Breaking News

Palembang Kembali Zona Merah, Misa Natal Offline Dibatalkan

  • admin
  • 20/12/2020
  • Comments Off on Palembang Kembali Zona Merah, Misa Natal Offline Dibatalkan

Palembang- Perayaan natal sudah semakin dekat. Namun, kasus positif Covid-19 di Kota Pempek masih terus meningkat. Data kasus positif Covid-19 di Palembang per tanggal 18 Desember 2020 mencapai 10.472 kasus.

Telah diterbitkan Surat Keputusan terkait penyelenggaran ibadah natal 2020 di masa pandemi Covid-19 oleh Keuskupan Agung Jakarta. Paroki yang sudah memenuhi persyaratan diperbolehkan menambah jumlah misa offline sesuai dengan SK 763/3512/2020.

Beberapa gereja di Keuskupan Agung Palembang juga telah menyiapkan dan menetapkan beberapa jadwal untuk misa natal offline, salah satunya adalah Gereja Katolik Paroki Santo Petrus. Pada Surat No.035/Sto.Pet/PLG/XI/20 terlampir jadwal misa malam natal dan misa natal pagi. Misa offline dibatasi dengan cara dibagi per lingkungan. Jadwal misa natal terbagi menjadi dua. 

Namun, pada tanggal 17 Desember 2020, salah satu pastor di Gereja Santo Petrus (RA) dinyatakan positif Covid-19 setelah dua kali hasil swab. Saat ini RA sedang menjalani pengobatan dan melakukan isolasi mandiri di rumah sakit. Lingkungan gereja akan disterilkan dan dibuka posko kesehatan bagi yang pernah kontak dekat dengan RA dan yang memiliki gejala.

“Kegiatan pastoral Paroki ditunda sampai ada pemberitahuan selanjutnya” ungkap Rm. Yohanes Harry Subekti, SCJ, Pastor Paroki Santo Petrus Palembang

Misa natal offline yang sebelumnya telah direncakan oleh pihak DPP Santo Petrus dibatalkan. Menurut pastor paroki, hal tersebut dilakukan mengingat Palembang kembali zona merah. Disebutkan juga petugas yang telah dipilih tidak jadi bertugas. Namun, masih belum ada informasi resmi dari pastoral dan DPP. 

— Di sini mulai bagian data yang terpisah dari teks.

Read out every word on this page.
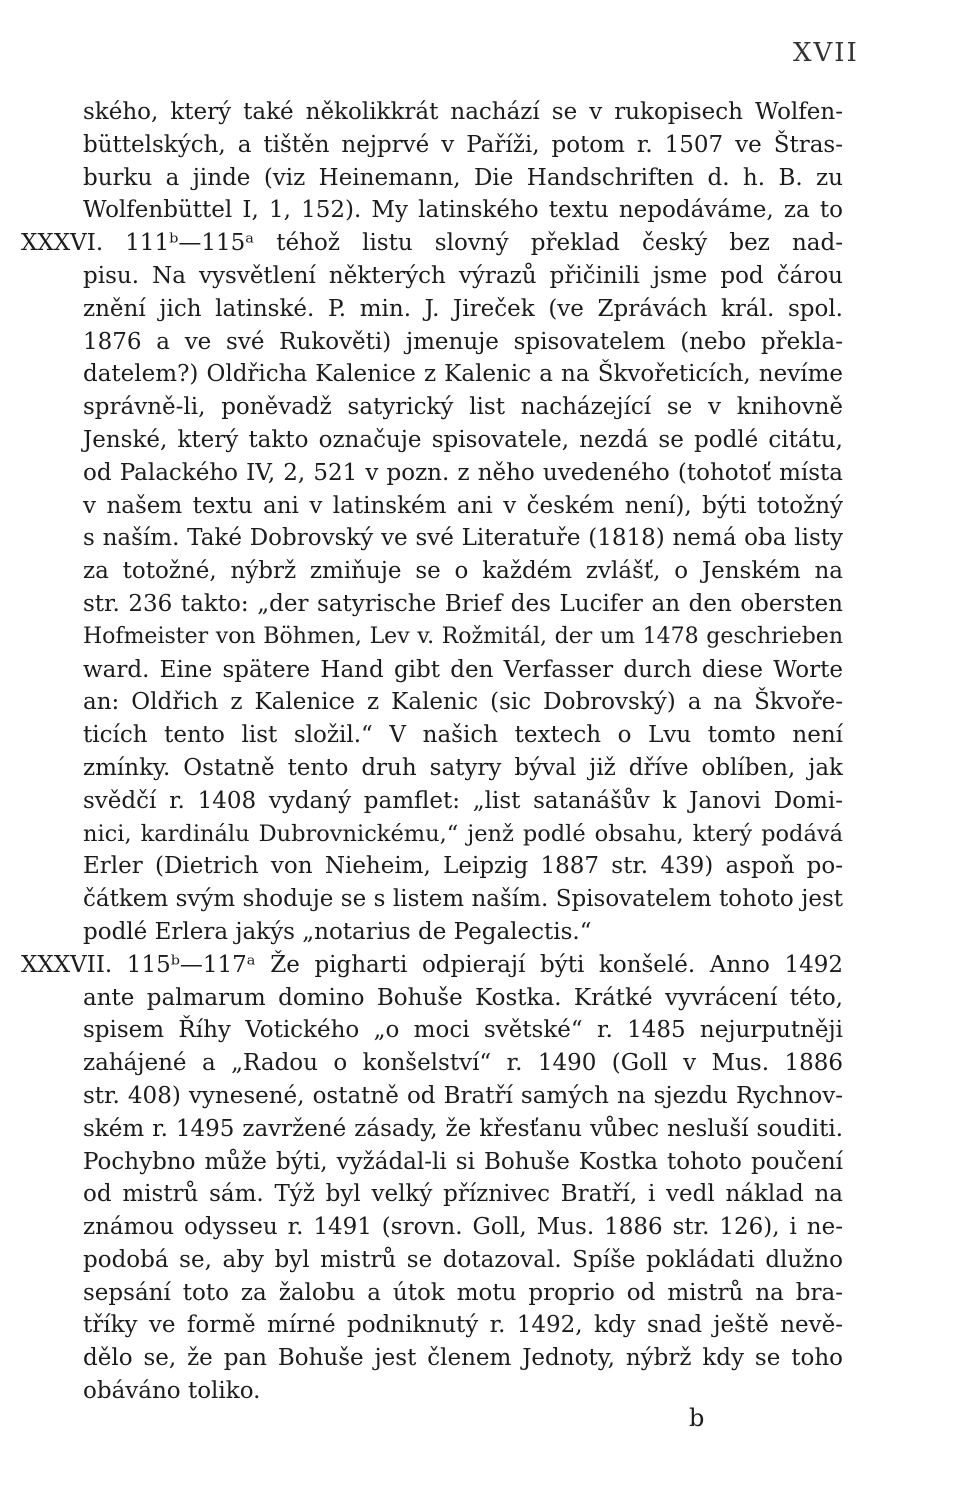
XVII
ského, který také několikkrát nachází se v rukopisech Wolfen-
büttelských, a tištěn nejprvé v Paříži, potom r. 1507 ve Štras-
burku a jinde (viz Heinemann, Die Handschriften d. h. B. zu
Wolfenbüttel I, 1, 152). My latinského textu nepodáváme, za to
XXXVI. 111ᵇ—115ᵃ téhož listu slovný překlad český bez nad-
pisu. Na vysvětlení některých výrazů přičinili jsme pod čárou
znění jich latinské. P. min. J. Jireček (ve Zprávách král. spol.
1876 a ve své Rukověti) jmenuje spisovatelem (nebo překla-
datelem?) Oldřicha Kalenice z Kalenic a na Škvořeticích, nevíme
správně-li, poněvadž satyrický list nacházející se v knihovně
Jenské, který takto označuje spisovatele, nezdá se podlé citátu,
od Palackého IV, 2, 521 v pozn. z něho uvedeného (tohotoť místa
v našem textu ani v latinském ani v českém není), býti totožný
s naším. Také Dobrovský ve své Literatuře (1818) nemá oba listy
za totožné, nýbrž zmiňuje se o každém zvlášť, o Jenském na
str. 236 takto: „der satyrische Brief des Lucifer an den obersten
Hofmeister von Böhmen, Lev v. Rožmitál, der um 1478 geschrieben
ward. Eine spätere Hand gibt den Verfasser durch diese Worte
an: Oldřich z Kalenice z Kalenic (sic Dobrovský) a na Škvoře-
ticích tento list složil.“ V našich textech o Lvu tomto není
zmínky. Ostatně tento druh satyry býval již dříve oblíben, jak
svědčí r. 1408 vydaný pamflet: „list satanášův k Janovi Domi-
nici, kardinálu Dubrovnickému,“ jenž podlé obsahu, který podává
Erler (Dietrich von Nieheim, Leipzig 1887 str. 439) aspoň po-
čátkem svým shoduje se s listem naším. Spisovatelem tohoto jest
podlé Erlera jakýs „notarius de Pegalectis.“
XXXVII. 115ᵇ—117ᵃ Že pigharti odpierají býti konšelé. Anno 1492
ante palmarum domino Bohuše Kostka. Krátké vyvrácení této,
spisem Říhy Votického „o moci světské“ r. 1485 nejurputněji
zahájené a „Radou o konšelství“ r. 1490 (Goll v Mus. 1886
str. 408) vynesené, ostatně od Bratří samých na sjezdu Rychnov-
ském r. 1495 zavržené zásady, že křesťanu vůbec nesluší souditi.
Pochybno může býti, vyžádal-li si Bohuše Kostka tohoto poučení
od mistrů sám. Týž byl velký příznivec Bratří, i vedl náklad na
známou odysseu r. 1491 (srovn. Goll, Mus. 1886 str. 126), i ne-
podobá se, aby byl mistrů se dotazoval. Spíše pokládati dlužno
sepsání toto za žalobu a útok motu proprio od mistrů na bra-
tříky ve formě mírné podniknutý r. 1492, kdy snad ještě nevě-
dělo se, že pan Bohuše jest členem Jednoty, nýbrž kdy se toho
obáváno toliko.
b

“Walaupun pengen bisa misa offline, tapi balik lagi ikutin baiknya aja gimana. Daripada menambah kasus positif, kalau memang harus kembali live streaming ya gapapa” ungkap Yusnaeni, warga lingkungan Maria Paroki Santo Petrus Palembang.

Menurut Harnojoyo, Wali Kota Palembang, ia menghibau warganya untuk tidak berkerumun saat perayaan natal dan tahub baru. Peringatan tersebut disampaikan sebagai pencegahan lonjakan kasus di momen akhir tahun. Jika ingin merayakan perayaan natal baik di tempat ibadah maupun rumah masing-masing tetap mengedepankan protokol kesehatan.